Белая машина! До рези белая, от ослепительного блеска в моих глазах двоится, троится и, сука, что-то даже множится! Дебильный белый цвет! Практически стерильный! У меня от этого слова теперь изжога и стабильный нервный тик. Навороченный модный внедорожник, высокая посадка, стильное обрамление передка, но этот цвет, конечно… Кто-то слишком сильно любит себя, самомнение, видимо, зашкаливает!
— Это еще что за принц на белом коне? Ей-богу, я как в страшной сказке. Это кто, Марина? Дочь с тобой не поделилась, с кем она там в кемпинге отдыхала? Что хоть за компания?
— Я не знаю, — Марина точно так же всматривается, даже немного вытягивает шею и, Бог ты мой, приподнимается и становится на цыпочки.
— Леди, леди, леди… Мы сейчас следим за собственной дочерью! И кто мы после этого с тобой?
Шпионы! Нет! Беспокойные родители!
— Юрка, — она легонько шлепает меня по голове и выдает очень здравое предложение, — надо убираться из ее комнаты… Быстро-быстро! Хватит тут рассиживаться. Слышишь?

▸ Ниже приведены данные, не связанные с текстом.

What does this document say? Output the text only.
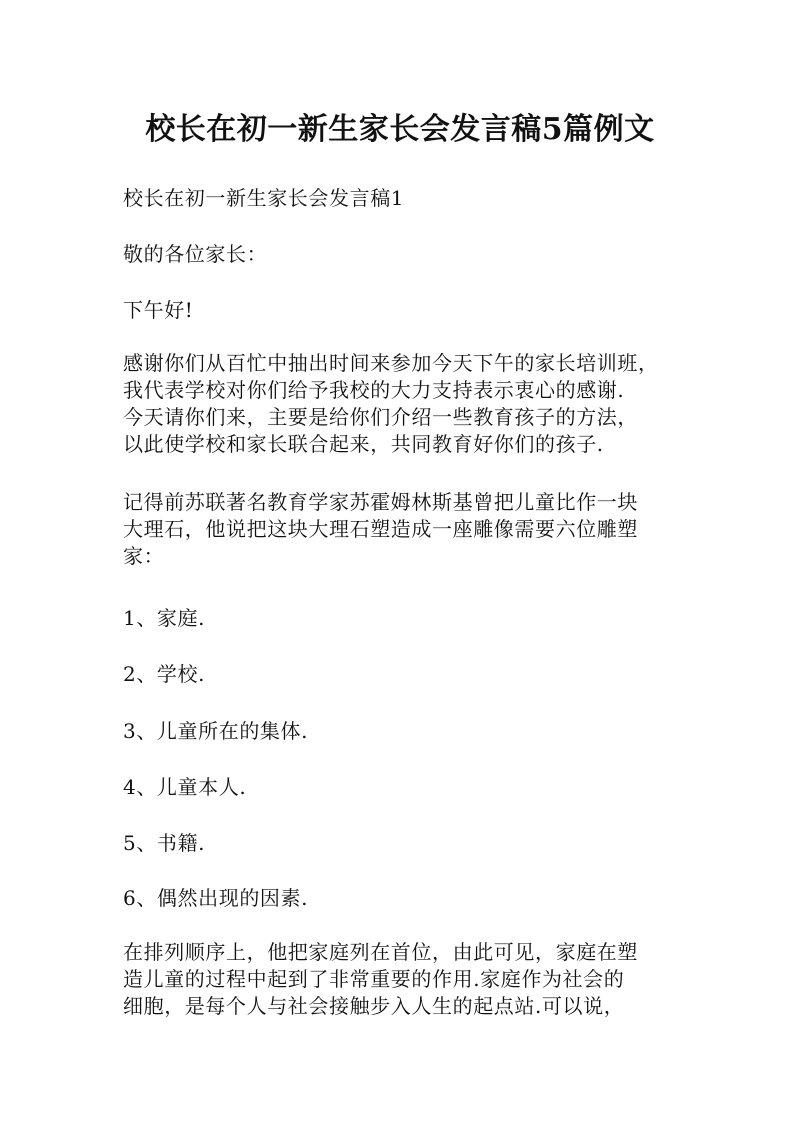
校长在初一新生家长会发言稿5篇例文

校长在初一新生家长会发言稿1

敬的各位家长：

下午好!

感谢你们从百忙中抽出时间来参加今天下午的家长培训班，
我代表学校对你们给予我校的大力支持表示衷心的感谢.
今天请你们来，主要是给你们介绍一些教育孩子的方法，
以此使学校和家长联合起来，共同教育好你们的孩子.
记得前苏联著名教育学家苏霍姆林斯基曾把儿童比作一块
大理石，他说把这块大理石塑造成一座雕像需要六位雕塑
家：

1、家庭.

2、学校.

3、儿童所在的集体.

4、儿童本人.

5、书籍.

6、偶然出现的因素.

在排列顺序上，他把家庭列在首位，由此可见，家庭在塑
造儿童的过程中起到了非常重要的作用.家庭作为社会的
细胞，是每个人与社会接触步入人生的起点站.可以说，
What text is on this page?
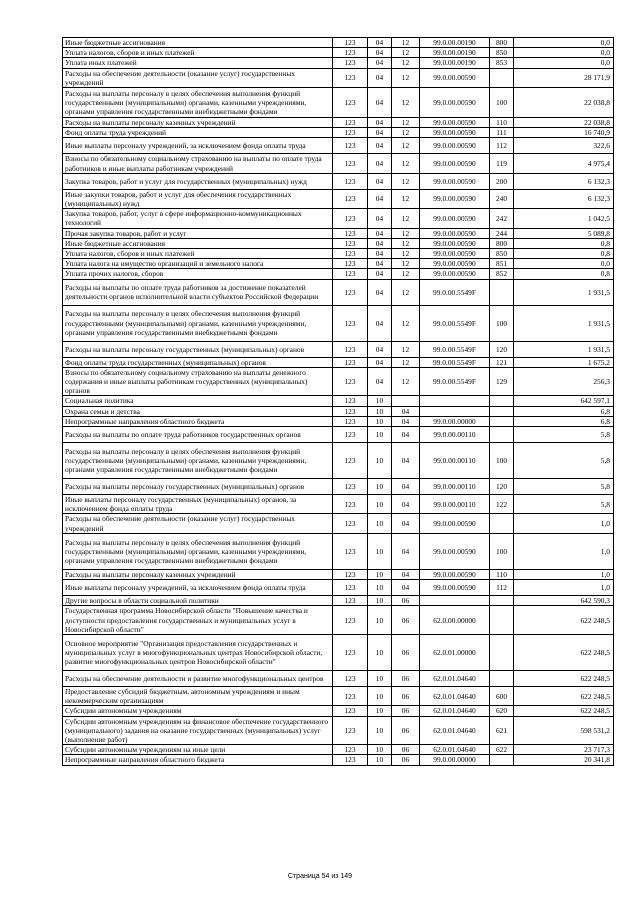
Иные бюджетные ассигнования	123	04	12	99.0.00.00190	800	0,0
Уплата налогов, сборов и иных платежей	123	04	12	99.0.00.00190	850	0,0
Уплата иных платежей	123	04	12	99.0.00.00190	853	0,0
Расходы на обеспечение деятельности (оказание услуг) государственных учреждений	123	04	12	99.0.00.00590		28 171,9
Расходы на выплаты персоналу в целях обеспечения выполнения функций государственными (муниципальными) органами, казенными учреждениями, органами управления государственными внебюджетными фондами	123	04	12	99.0.00.00590	100	22 038,8
Расходы на выплаты персоналу казенных учреждений	123	04	12	99.0.00.00590	110	22 038,8
Фонд оплаты труда учреждений	123	04	12	99.0.00.00590	111	16 740,9
Иные выплаты персоналу учреждений, за исключением фонда оплаты труда	123	04	12	99.0.00.00590	112	322,6
Взносы по обязательному социальному страхованию на выплаты по оплате труда работников и иные выплаты работникам учреждений	123	04	12	99.0.00.00590	119	4 975,4
Закупка товаров, работ и услуг для государственных (муниципальных) нужд	123	04	12	99.0.00.00590	200	6 132,3
Иные закупки товаров, работ и услуг для обеспечения государственных (муниципальных) нужд	123	04	12	99.0.00.00590	240	6 132,3
Закупка товаров, работ, услуг в сфере информационно-коммуникационных технологий	123	04	12	99.0.00.00590	242	1 042,5
Прочая закупка товаров, работ и услуг	123	04	12	99.0.00.00590	244	5 089,8
Иные бюджетные ассигнования	123	04	12	99.0.00.00590	800	0,8
Уплата налогов, сборов и иных платежей	123	04	12	99.0.00.00590	850	0,8
Уплата налога на имущество организаций и земельного налога	123	04	12	99.0.00.00590	851	0,0
Уплата прочих налогов, сборов	123	04	12	99.0.00.00590	852	0,8
Расходы на выплаты по оплате труда работников за достижение показателей деятельности органов исполнительной власти субъектов Российской Федерации	123	04	12	99.0.00.5549F		1 931,5
Расходы на выплаты персоналу в целях обеспечения выполнения функций государственными (муниципальными) органами, казенными учреждениями, органами управления государственными внебюджетными фондами	123	04	12	99.0.00.5549F	100	1 931,5
Расходы на выплаты персоналу государственных (муниципальных) органов	123	04	12	99.0.00.5549F	120	1 931,5
Фонд оплаты труда государственных (муниципальных) органов	123	04	12	99.0.00.5549F	121	1 675,2
Взносы по обязательному социальному страхованию на выплаты денежного содержания и иные выплаты работникам государственных (муниципальных) органов	123	04	12	99.0.00.5549F	129	256,3
Социальная политика	123	10				642 597,1
Охрана семьи и детства	123	10	04			6,8
Непрограммные направления областного бюджета	123	10	04	99.0.00.00000		6,8
Расходы на выплаты по оплате труда работников государственных органов	123	10	04	99.0.00.00110		5,8
Расходы на выплаты персоналу в целях обеспечения выполнения функций государственными (муниципальными) органами, казенными учреждениями, органами управления государственными внебюджетными фондами	123	10	04	99.0.00.00110	100	5,8
Расходы на выплаты персоналу государственных (муниципальных) органов	123	10	04	99.0.00.00110	120	5,8
Иные выплаты персоналу государственных (муниципальных) органов, за исключением фонда оплаты труда	123	10	04	99.0.00.00110	122	5,8
Расходы на обеспечение деятельности (оказание услуг) государственных учреждений	123	10	04	99.0.00.00590		1,0
Расходы на выплаты персоналу в целях обеспечения выполнения функций государственными (муниципальными) органами, казенными учреждениями, органами управления государственными внебюджетными фондами	123	10	04	99.0.00.00590	100	1,0
Расходы на выплаты персоналу казенных учреждений	123	10	04	99.0.00.00590	110	1,0
Иные выплаты персоналу учреждений, за исключением фонда оплаты труда	123	10	04	99.0.00.00590	112	1,0
Другие вопросы в области социальной политики	123	10	06			642 590,3
Государственная программа Новосибирской области "Повышение качества и доступности предоставления государственных и муниципальных услуг в Новосибирской области"	123	10	06	62.0.00.00000		622 248,5
Основное мероприятие "Организация предоставления государственных и муниципальных услуг в многофункциональных центрах Новосибирской области, развитие многофункциональных центров Новосибирской области"	123	10	06	62.0.01.00000		622 248,5
Расходы на обеспечение деятельности и развитие многофункциональных центров	123	10	06	62.0.01.04640		622 248,5
Предоставление субсидий бюджетным, автономным учреждениям и иным некоммерческим организациям	123	10	06	62.0.01.04640	600	622 248,5
Субсидии автономным учреждениям	123	10	06	62.0.01.04640	620	622 248,5
Субсидии автономным учреждениям на финансовое обеспечение государственного (муниципального) задания на оказание государственных (муниципальных) услуг (выполнение работ)	123	10	06	62.0.01.04640	621	598 531,2
Субсидии автономным учреждениям на иные цели	123	10	06	62.0.01.04640	622	23 717,3
Непрограммные направления областного бюджета	123	10	06	99.0.00.00000		20 341,8
Страница 54 из 149
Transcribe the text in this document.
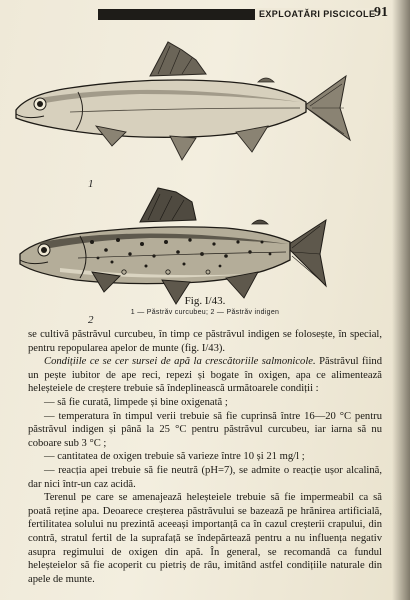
EXPLOATĂRI PISCICOLE
91
1
2
Fig. I/43.
1 — Păstrăv curcubeu; 2 — Păstrăv indigen

se cultivă păstrăvul curcubeu, în timp ce păstrăvul indigen se folosește, în special, pentru repopularea apelor de munte (fig. I/43).

Condițiile ce se cer sursei de apă la crescătoriile salmonicole. Păstrăvul fiind un pește iubitor de ape reci, repezi și bogate în oxigen, apa ce alimentează heleșteiele de creștere trebuie să îndeplinească următoarele condiții :

— să fie curată, limpede și bine oxigenată ;

— temperatura în timpul verii trebuie să fie cuprinsă între 16—20 °C pentru păstrăvul indigen și până la 25 °C pentru păstrăvul curcubeu, iar iarna să nu coboare sub 3 °C ;

— cantitatea de oxigen trebuie să varieze între 10 și 21 mg/l ;

— reacția apei trebuie să fie neutră (pH=7), se admite o reacție ușor alcalină, dar nici într-un caz acidă.

Terenul pe care se amenajează heleșteiele trebuie să fie impermeabil ca să poată reține apa. Deoarece creșterea păstrăvului se bazează pe hrănirea artificială, fertilitatea solului nu prezintă aceeași importanță ca în cazul creșterii crapului, din contră, stratul fertil de la suprafață se îndepărtează pentru a nu influența negativ asupra regimului de oxigen din apă. În general, se recomandă ca fundul heleșteielor să fie acoperit cu pietriș de râu, imitând astfel condițiile naturale din apele de munte.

— Да-да, тебе точно пора. Не спорю! Давай-ка, родная, на выход. А у меня есть разговор к этому очень скрытному ребенку. Марина! — отталкиваю ее от себя и направляю к двери мягким шлепком по все еще упругой заднице. — Иди к нам, а я поговорю с ней, а потом приду. Иди-иди, давай-давай. Не задерживайся в коридорах.
— Не дави на нее. Я ведь уже все рассказала, Юра, нам больше нечего скрывать.
Ну, я не знаю, если честно! Верится с охренительным трудом! Обе вышли из круга моего доверия, причем одновременно — и жена, и дочь!
Марина все же удаляется, то и дело оглядываясь на меня, а я вот теперь в гордом одиночестве внимательно слежу за тем, как открывается пассажирская дверь, как выкатывается бордюрная неоновая подсветка, и как высовывается маленькая ножка Наташки, плавно, словно у танцовщицы, опускающаяся на нашу грешную землю. Кто это ее подвез? Ну-ка, ну-ка! Не помню такой машины ни в ближайшем окружении, ни в дальнем. Что сильно напрягает и делает мое желание все рассмотреть в подробностях не просто огромным, а охренительно заоблачно космическим! Надеюсь, что это не какой-нибудь очередной извращенец с манией величия и завышенной самооценкой! Наташа покидает салон автомобиля и застывает перед открытой пассажирской дверью. О чем-то, видимо, договариваются? Замечательно! Отлично! Пусть Черепашка наслаждается жизнью, пока молода, и так ведь ничего хорошего, по сути дела, как оказалось, не видела.
Обсудив детали, я очень надеюсь, новой встречи, она аккуратно закрывает дверь и открывает нашу калитку. Машина, твою мать, не отъезжает! Чего
Прикрываю на одно мгновение свои глаза и слышу мягкое урчание автомобильного движка. Ну, наконец-то! Очень щекотливо шепчет подкапотная механика. Следит, сученок, за своей железной лошадиной крошкой! Любит, видимо, игрушку! Как и все мы! Чего я, собственно, прицепился к этому типа ухажеру? Думаю, что там нормальный и достойный мужчина!
Раскачиваюсь из стороны в сторону, наблюдая отбытие от нашего двора неизвестного кавалера! Да, я надеюсь на то, что там был все же качественный, порядочный мужик, а совсем не наглый и не похотливый хрен, и что совсем немаловажно, подходящий ей по возрасту и мировоззрению!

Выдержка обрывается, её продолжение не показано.